Assis très près du clavier d'un des deux pianos Yamaha (certainement pas le meilleur!) occupant le plateau, Neuburger débutait avec Funérailles, la septième pièce des Harmonies poétiques et religieuses que Liszt date d'octobre 1849 soit le mois même de la mort de Chopin. Le pianiste très concentré lui confère une aura très sombre, recherchant davantage l'énergie du son que sa rondeur. La conduite dramatique y est remarquable, libérant au sommet de la trajectoire une cascade d'arpèges à la main gauche d'une puissance phénoménale.
Du Catalogue d'oiseaux d'Olivier Messiaen, Jean-Frédéric Neuburger sélectionne Le Merle de roche, l'une des pièces les plus développées et les plus singulières de toutes où les silences y sont très impressionnants. Le décor est plutôt sombre voire terrifiant selon la description qu'en fait Messiaen lui-même : «chaos de dolomies, rochers fantastiques [… ] le grand duc ulule et sa voix résonne dans les rochers apportant l'ombre et l'épouvante». Neuburger souligne ce caractère d'étrangeté et cette aura de mystère en privilégiant la profondeur de la résonance et la variété des attaques et des dynamiques sans concéder beaucoup de lumière à ce décor de pierre où les chants d'oiseaux alternent avec le jeu des permutations rythmiques chères à Messiaen.
Compositeur en même temps qu'interprète, Jean-Frédéric Neuburger jouait sa propre musique, sur l'autre piano légèrement «préparé». Maldoror qu'il écrit en 2010 est «une fresque fantastique et virtuose» nous dit-il. Musique d'humeurs aux climats très contrastés – de l'épure sonore à l'éblouissement virtuose – elle emprunte d'évidence à l'écriture de Xénakis dans ses fulgurances énergétiques et l'occupation systématique de l'espace. S'il est parfois difficile d'en suivre le cheminement de pensée, l'éclatement de l'écriture et la discontinuité du geste rejoignent assurément l'univers poétique subversif et extrême de Lautréamont.

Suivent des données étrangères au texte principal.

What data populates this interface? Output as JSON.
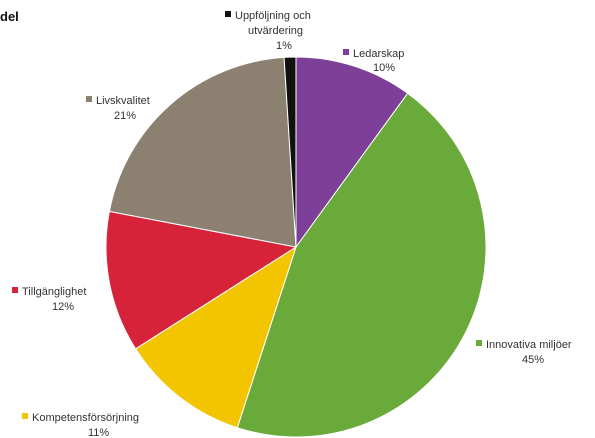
{
  "corner_text": "del",
  "chart_data": {
    "type": "pie",
    "slices": [
      {
        "label": "Ledarskap",
        "value": 10,
        "pct_label": "10%",
        "color": "#7e3f98"
      },
      {
        "label": "Innovativa miljöer",
        "value": 45,
        "pct_label": "45%",
        "color": "#6aaa3a"
      },
      {
        "label": "Kompetensförsörjning",
        "value": 11,
        "pct_label": "11%",
        "color": "#f2c500"
      },
      {
        "label": "Tillgänglighet",
        "value": 12,
        "pct_label": "12%",
        "color": "#d6233a"
      },
      {
        "label": "Livskvalitet",
        "value": 21,
        "pct_label": "21%",
        "color": "#8c8070"
      },
      {
        "label": "Uppföljning och utvärdering",
        "label_lines": [
          "Uppföljning och",
          "utvärdering"
        ],
        "value": 1,
        "pct_label": "1%",
        "color": "#111111"
      }
    ],
    "start_angle_deg": 0,
    "direction": "clockwise",
    "legend": "inline labels with colored square markers"
  }
}
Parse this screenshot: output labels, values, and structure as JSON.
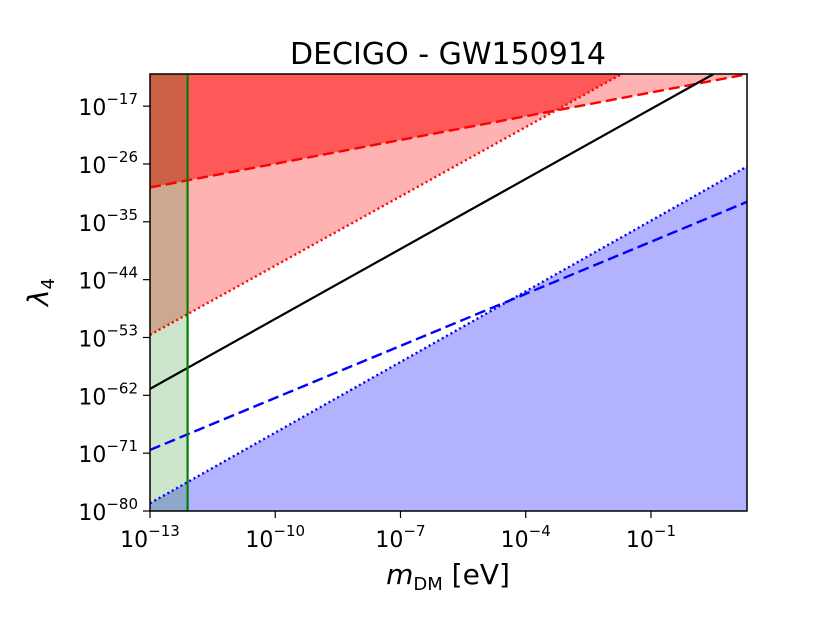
{
  "chart_data": {
    "type": "line",
    "title": "DECIGO - GW150914",
    "xlabel": {
      "main": "m",
      "sub": "DM",
      "unit": " [eV]"
    },
    "ylabel": {
      "main": "λ",
      "sub": "4"
    },
    "xscale": "log",
    "yscale": "log",
    "xlim_log10": [
      -13,
      1.3
    ],
    "ylim_log10": [
      -80,
      -12
    ],
    "grid": false,
    "x_ticks": [
      {
        "base": "10",
        "exp": "−13",
        "log10": -13
      },
      {
        "base": "10",
        "exp": "−10",
        "log10": -10
      },
      {
        "base": "10",
        "exp": "−7",
        "log10": -7
      },
      {
        "base": "10",
        "exp": "−4",
        "log10": -4
      },
      {
        "base": "10",
        "exp": "−1",
        "log10": -1
      }
    ],
    "y_ticks": [
      {
        "base": "10",
        "exp": "−17",
        "log10": -17
      },
      {
        "base": "10",
        "exp": "−26",
        "log10": -26
      },
      {
        "base": "10",
        "exp": "−35",
        "log10": -35
      },
      {
        "base": "10",
        "exp": "−44",
        "log10": -44
      },
      {
        "base": "10",
        "exp": "−53",
        "log10": -53
      },
      {
        "base": "10",
        "exp": "−62",
        "log10": -62
      },
      {
        "base": "10",
        "exp": "−71",
        "log10": -71
      },
      {
        "base": "10",
        "exp": "−80",
        "log10": -80
      }
    ],
    "regions": [
      {
        "name": "excluded-region-red-upper",
        "color": "#ff0000",
        "opacity": 0.5,
        "fill_above": "dashed-red",
        "clip_above": "dotted-red"
      },
      {
        "name": "excluded-region-red-light",
        "color": "#ff0000",
        "opacity": 0.3,
        "fill_above": "dotted-red"
      },
      {
        "name": "excluded-region-blue",
        "color": "#0000ff",
        "opacity": 0.3,
        "fill_below": "dotted-blue"
      },
      {
        "name": "excluded-region-green",
        "color": "#008000",
        "opacity": 0.2,
        "x_max_log10": -12.1
      }
    ],
    "series": [
      {
        "name": "dashed-red",
        "color": "#ff0000",
        "style": "dashed",
        "x_log10": [
          -13,
          1.3
        ],
        "y_log10": [
          -29.66,
          -12.04
        ]
      },
      {
        "name": "dotted-red",
        "color": "#ff0000",
        "style": "dotted",
        "x_log10": [
          -13,
          -1.7
        ],
        "y_log10": [
          -52.6,
          -12.0
        ]
      },
      {
        "name": "solid-black",
        "color": "#000000",
        "style": "solid",
        "x_log10": [
          -13,
          0.5
        ],
        "y_log10": [
          -61.0,
          -12.0
        ]
      },
      {
        "name": "dashed-blue",
        "color": "#0000ff",
        "style": "dashed",
        "x_log10": [
          -13,
          1.3
        ],
        "y_log10": [
          -70.5,
          -31.9
        ]
      },
      {
        "name": "dotted-blue",
        "color": "#0000ff",
        "style": "dotted",
        "x_log10": [
          -13,
          1.3
        ],
        "y_log10": [
          -78.8,
          -26.4
        ]
      },
      {
        "name": "green-vertical",
        "color": "#008000",
        "style": "solid",
        "x_log10": [
          -12.1,
          -12.1
        ],
        "y_log10": [
          -80,
          -12
        ]
      }
    ]
  }
}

La Sonate pour piano de Barraqué – sœur jumelle de la Deuxième Sonate de Boulez – figure comme opus 1 dans le catalogue plus que restreint du compositeur ; elle est née dans le contexte sériel des années 50 – il était à l'époque élève de Messiaen – dont elle exploite radicalement toutes les données techniques et esthétiques durant 40 minutes d'une musique athématique, extrêmement pointilliste où tous les paramètres (hauteurs, intensités, durées, attaques) sont soumis à l'exigence sérielle : à la limite du pays fertile pour paraphraser Boulez même si Barraqué précise que l'écriture alterne des sections de «style libre et de style rigoureux». Avec la partition cette fois et une souplesse féline dans le jeu qui bannit toute agressivité, Neuberger nous immerge dans ce flot incessant de lignes enchevêtrées. L'autorité souveraine avec laquelle il mène le discours est confondante ; sa clarté d'articulation, le contrôle permanent des sonorités et une mobilité du geste qui reste très élégant sont autant d'atouts pour mener l'auditeur au terme de cette trajectoire improbable.
Jean-Frédéric Neuburger n'en restait pas là, gratifiant l'auditeur d'une des Images de Debussy (Et la lune descend sur le temple qui fut) à qui Barraqué vouait toute son admiration : un instant privilégié qui nous révèle in fine une sensualité du son et une poésie de l'écoute chez cet interprète qui, plus que prometteur, s'impose ici comme une référence.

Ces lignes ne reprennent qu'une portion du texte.